De roodhalsgans (Branta ruficollis) is een kleurrijke gans die een wintergast is aan de Zwarte Zee en een dwaalgast in het westen.

Uiterlijke kenmerken Het lichaam is zwart en in tweeën gedeeld door een witte flankstreep. De borst en het gezicht hebben een roestrode kleur en het hoofd heeft een bont gezichtspatroon. De kleine zwarte snavel en de dunne nek vallen sterk op.

Maten en gewichten Deze vogel wordt ongeveer 53 tot 55 centimeter groot.[2] De grootte van één vleugel bedraagt 332-379 millimeter. De grootte van de snavel bedraagt 22-27 millimeter en hij weegt ongeveer 1058-1625 gram.

Geluid Hoog, scherp geluid dat klinkt als kiek-oekiek.

Verspreiding, migratie en leefgebied

[bewerken | brontekst bewerken]

Een enkele broedplaats in noordelijk Centraal-Siberië.

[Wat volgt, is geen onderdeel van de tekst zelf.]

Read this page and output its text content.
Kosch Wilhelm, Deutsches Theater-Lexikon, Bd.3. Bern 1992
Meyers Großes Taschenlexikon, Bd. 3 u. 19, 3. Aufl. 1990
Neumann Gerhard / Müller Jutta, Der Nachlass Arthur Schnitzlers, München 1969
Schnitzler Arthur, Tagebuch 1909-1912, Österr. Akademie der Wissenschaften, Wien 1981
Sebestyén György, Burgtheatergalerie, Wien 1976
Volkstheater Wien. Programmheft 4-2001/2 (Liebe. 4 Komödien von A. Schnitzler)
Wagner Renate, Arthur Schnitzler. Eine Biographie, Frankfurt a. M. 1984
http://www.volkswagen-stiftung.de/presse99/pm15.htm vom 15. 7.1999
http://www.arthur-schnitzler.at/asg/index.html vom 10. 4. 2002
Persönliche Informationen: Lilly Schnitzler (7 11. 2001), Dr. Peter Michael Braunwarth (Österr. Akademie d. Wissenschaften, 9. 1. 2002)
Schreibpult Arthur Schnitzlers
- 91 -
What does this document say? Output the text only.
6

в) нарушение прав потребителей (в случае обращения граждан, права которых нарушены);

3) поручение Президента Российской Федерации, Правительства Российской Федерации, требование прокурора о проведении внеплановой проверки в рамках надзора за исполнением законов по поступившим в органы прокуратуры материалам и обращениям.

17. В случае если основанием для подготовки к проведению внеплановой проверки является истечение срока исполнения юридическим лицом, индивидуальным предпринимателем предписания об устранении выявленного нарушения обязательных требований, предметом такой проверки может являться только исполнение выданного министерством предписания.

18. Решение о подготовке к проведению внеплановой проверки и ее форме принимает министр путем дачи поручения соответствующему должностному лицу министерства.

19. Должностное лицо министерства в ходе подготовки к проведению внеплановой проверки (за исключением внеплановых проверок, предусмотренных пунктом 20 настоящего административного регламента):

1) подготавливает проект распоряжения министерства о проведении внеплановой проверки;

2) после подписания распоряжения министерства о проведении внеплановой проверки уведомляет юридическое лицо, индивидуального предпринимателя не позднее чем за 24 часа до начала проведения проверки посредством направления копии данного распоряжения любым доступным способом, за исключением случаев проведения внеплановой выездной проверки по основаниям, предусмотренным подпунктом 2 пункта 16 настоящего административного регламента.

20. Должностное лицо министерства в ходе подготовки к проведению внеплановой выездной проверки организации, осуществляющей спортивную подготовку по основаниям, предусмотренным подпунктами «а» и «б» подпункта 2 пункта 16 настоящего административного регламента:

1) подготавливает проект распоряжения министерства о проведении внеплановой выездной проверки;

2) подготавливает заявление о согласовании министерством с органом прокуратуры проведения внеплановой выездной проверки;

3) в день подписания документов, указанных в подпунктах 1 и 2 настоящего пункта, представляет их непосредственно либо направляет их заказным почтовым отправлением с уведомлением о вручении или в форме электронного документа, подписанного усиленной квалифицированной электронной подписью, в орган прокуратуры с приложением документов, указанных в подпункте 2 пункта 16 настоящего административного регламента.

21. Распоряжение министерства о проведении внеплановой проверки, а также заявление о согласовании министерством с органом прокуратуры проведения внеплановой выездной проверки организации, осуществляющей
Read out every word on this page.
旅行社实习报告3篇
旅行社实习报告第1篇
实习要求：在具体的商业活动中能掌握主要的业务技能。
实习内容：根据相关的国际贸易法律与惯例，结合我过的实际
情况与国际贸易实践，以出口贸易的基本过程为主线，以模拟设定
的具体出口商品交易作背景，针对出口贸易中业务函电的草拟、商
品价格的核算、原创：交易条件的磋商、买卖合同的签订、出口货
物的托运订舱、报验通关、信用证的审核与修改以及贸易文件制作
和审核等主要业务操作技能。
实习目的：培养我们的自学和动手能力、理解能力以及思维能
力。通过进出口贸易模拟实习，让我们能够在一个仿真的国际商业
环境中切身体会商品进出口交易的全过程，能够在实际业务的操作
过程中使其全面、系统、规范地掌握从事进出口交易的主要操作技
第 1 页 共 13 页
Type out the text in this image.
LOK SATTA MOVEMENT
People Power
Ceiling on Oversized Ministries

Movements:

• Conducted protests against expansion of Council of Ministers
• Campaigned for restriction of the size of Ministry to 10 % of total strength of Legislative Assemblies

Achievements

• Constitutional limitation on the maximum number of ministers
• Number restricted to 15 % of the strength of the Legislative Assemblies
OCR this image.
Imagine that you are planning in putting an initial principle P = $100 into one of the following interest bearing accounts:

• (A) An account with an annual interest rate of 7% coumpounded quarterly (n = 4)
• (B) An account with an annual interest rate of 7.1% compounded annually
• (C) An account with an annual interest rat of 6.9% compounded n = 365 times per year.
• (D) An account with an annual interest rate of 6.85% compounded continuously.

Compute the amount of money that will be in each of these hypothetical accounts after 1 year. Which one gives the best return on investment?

Overwintert aan de Kaspische Zee en de Zwarte Zee. Deze vogel maakt grote trektochten van Siberië en Rusland naar de Kaspische Zee, Bulgarije en Roemenië. Het aantal varieert van jaar tot jaar. De vogel broedt in de hoogarctische toendra langs rivieren en in veenmoerassen. In de overwinteringsgebieden verblijven de ganzen op graslanden en ondergelopen land.

Voedsel Het voedsel van deze vogel bestaat voornamelijk uit gras en zaden.

Voortplanting Drie tot acht crèmekleurige eieren die in een kommetje boven op een klif worden gelegd. Ze worden door het vrouwtje uitgebroed. De met dons bedekte jongen kunnen na een maand vliegen.

Voorkomen in Nederland

[bewerken | brontekst bewerken]

Nederland ligt weliswaar ver buiten het overwinteringsgebied, maar toch bereiken elke winter enkele tientallen vogels Nederland doordat ze meeliften met andere ganzen.[3]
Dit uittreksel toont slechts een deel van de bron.